Monday, December 20, 2010

A year later, and Russia's "YouTube Cops" meet sad fates

There's an important post by Alexey Sidorenko over on Global Voices following up on the story of the Russian police officers who took to YouTube a year ago to tell the world of the corruption they'd observed within the force.

It all started with Alexey Dymovskiy, who posted two lengthy videos to YouTube last November pointing out the corruption in the Russian police force, going so far as to call his superiors "ignorant, reckless, boorish and dim-witted." A half a million views later, Dymovskiy's videos were getting played all over the international media, and several other Russian officers followed his footsteps onto YouTube. However, as Sidorenko reports, most of those who published videos have been fired, jailed, and/or beaten.

Writes Sidorenko:

It's not that corruption in the Russian police was unknown before Dymovskiy's video. It was the medium he chose for telling this open secret that attracted so much attention. The full disclosure of the identity of the messenger was an essential part of the message, and it introduced a new form of citizen-to-government public communication: an online video address to the president or prime minister.

Read more here.

Here's one of Dymovskiy's original videos:

5 comments:

Anonymous said...

It´s the same story in all the world, so sorry

Unknown said...

I would to read this transcript in English..Anyone?

Unknown said...

Not in Finland, happy about that.
Only in Russia. Nothing works there except what Finnish build to Russians. Example cleaning water, we have to pay st.petersburg wastewater purification. If we do not, they dump all waste to sea. And where it goes...yes, in Finland.

FSAAndru said...

Marko, this ("Nothing works there except what Finnish build to Russians") sounds ridiculous.

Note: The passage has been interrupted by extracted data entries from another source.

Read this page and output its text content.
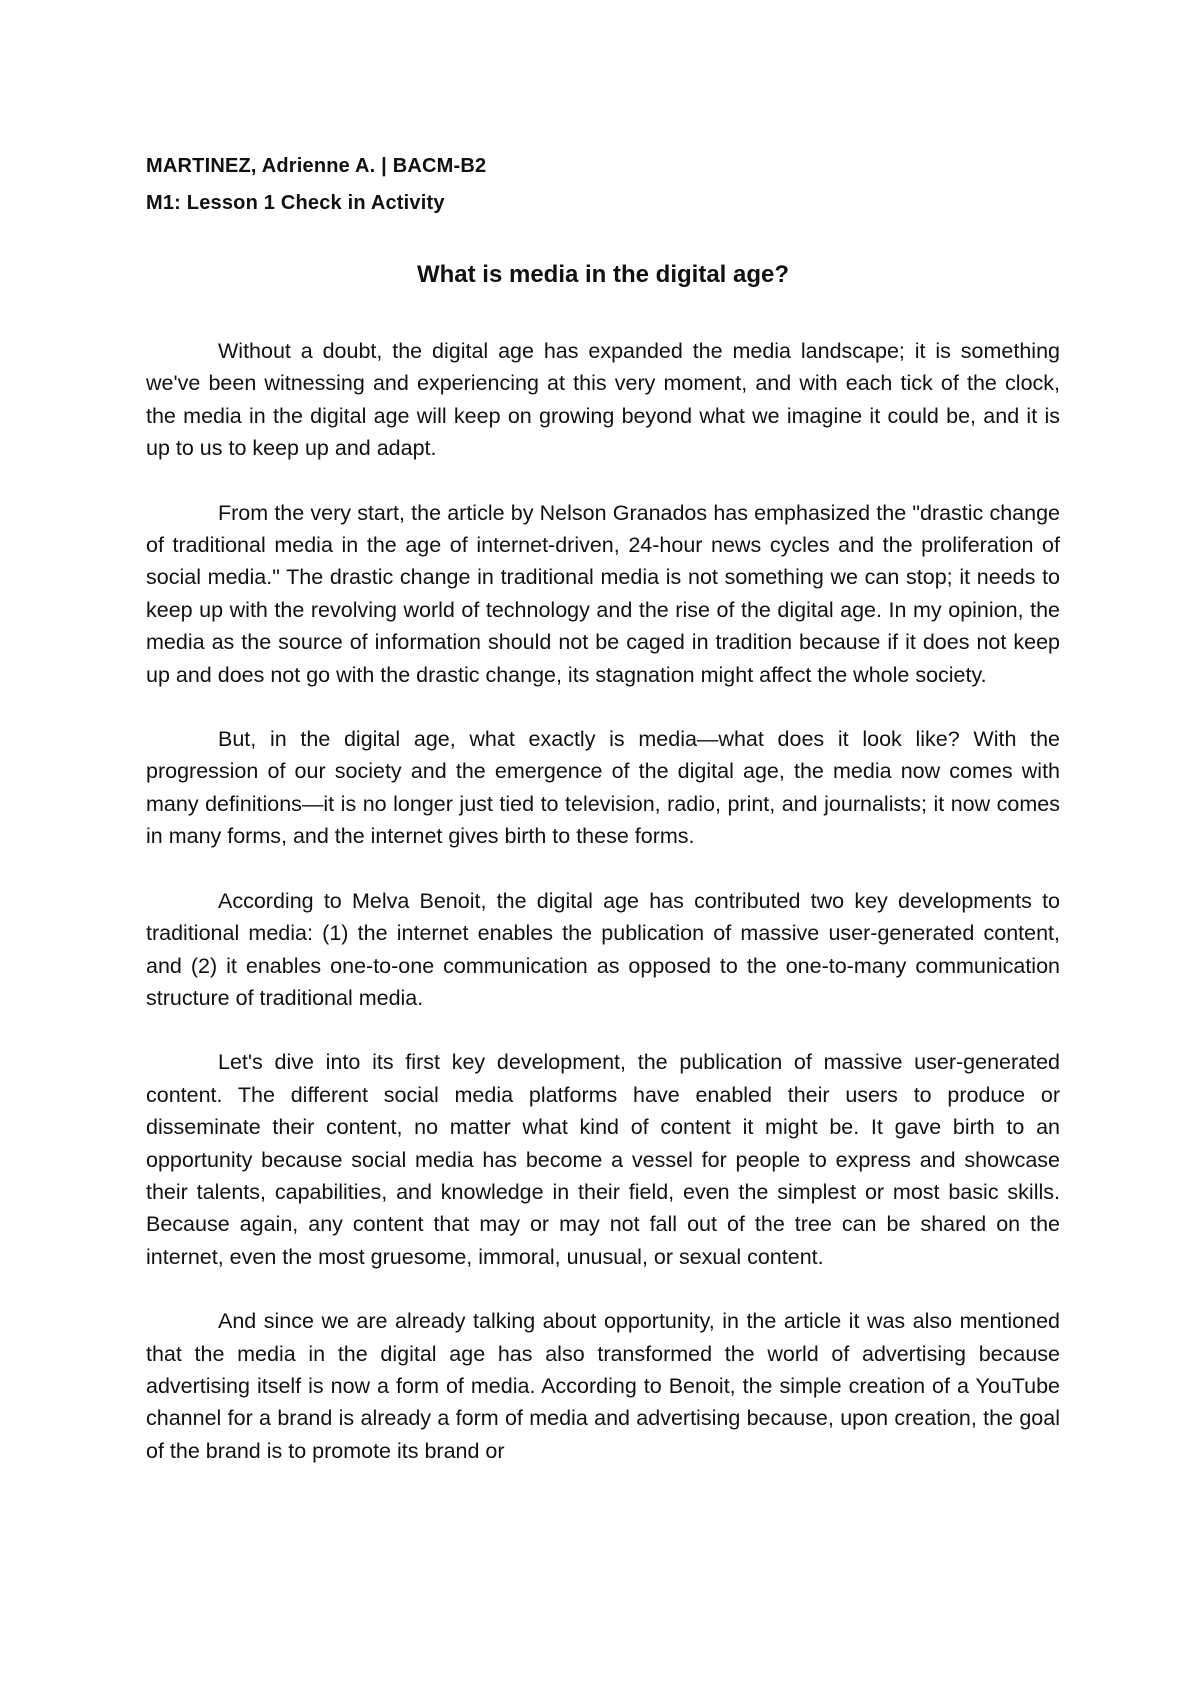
MARTINEZ, Adrienne A. | BACM-B2

M1: Lesson 1 Check in Activity

What is media in the digital age?

Without a doubt, the digital age has expanded the media landscape; it is something we've been witnessing and experiencing at this very moment, and with each tick of the clock, the media in the digital age will keep on growing beyond what we imagine it could be, and it is up to us to keep up and adapt.

From the very start, the article by Nelson Granados has emphasized the "drastic change of traditional media in the age of internet-driven, 24-hour news cycles and the proliferation of social media." The drastic change in traditional media is not something we can stop; it needs to keep up with the revolving world of technology and the rise of the digital age. In my opinion, the media as the source of information should not be caged in tradition because if it does not keep up and does not go with the drastic change, its stagnation might affect the whole society.

But, in the digital age, what exactly is media—what does it look like? With the progression of our society and the emergence of the digital age, the media now comes with many definitions—it is no longer just tied to television, radio, print, and journalists; it now comes in many forms, and the internet gives birth to these forms.

According to Melva Benoit, the digital age has contributed two key developments to traditional media: (1) the internet enables the publication of massive user-generated content, and (2) it enables one-to-one communication as opposed to the one-to-many communication structure of traditional media.

Let's dive into its first key development, the publication of massive user-generated content. The different social media platforms have enabled their users to produce or disseminate their content, no matter what kind of content it might be. It gave birth to an opportunity because social media has become a vessel for people to express and showcase their talents, capabilities, and knowledge in their field, even the simplest or most basic skills. Because again, any content that may or may not fall out of the tree can be shared on the internet, even the most gruesome, immoral, unusual, or sexual content.

And since we are already talking about opportunity, in the article it was also mentioned that the media in the digital age has also transformed the world of advertising because advertising itself is now a form of media. According to Benoit, the simple creation of a YouTube channel for a brand is already a form of media and advertising because, upon creation, the goal of the brand is to promote its brand or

But the corruption is still a big problem here. Sad to admit it.

FSAAndru said...

mattsgoogle, Dymovsky's speach is a little bit awkward and weird in some places. The gist is that he was fired because of his poor health which didn't allow him to serve in police but he didn';t agree with that. And here came the conflict with his 'boss' and he blames him for corruption, says how hard it is to be a policeman but the wages are very low etc. He tells this to Putin (prime minister).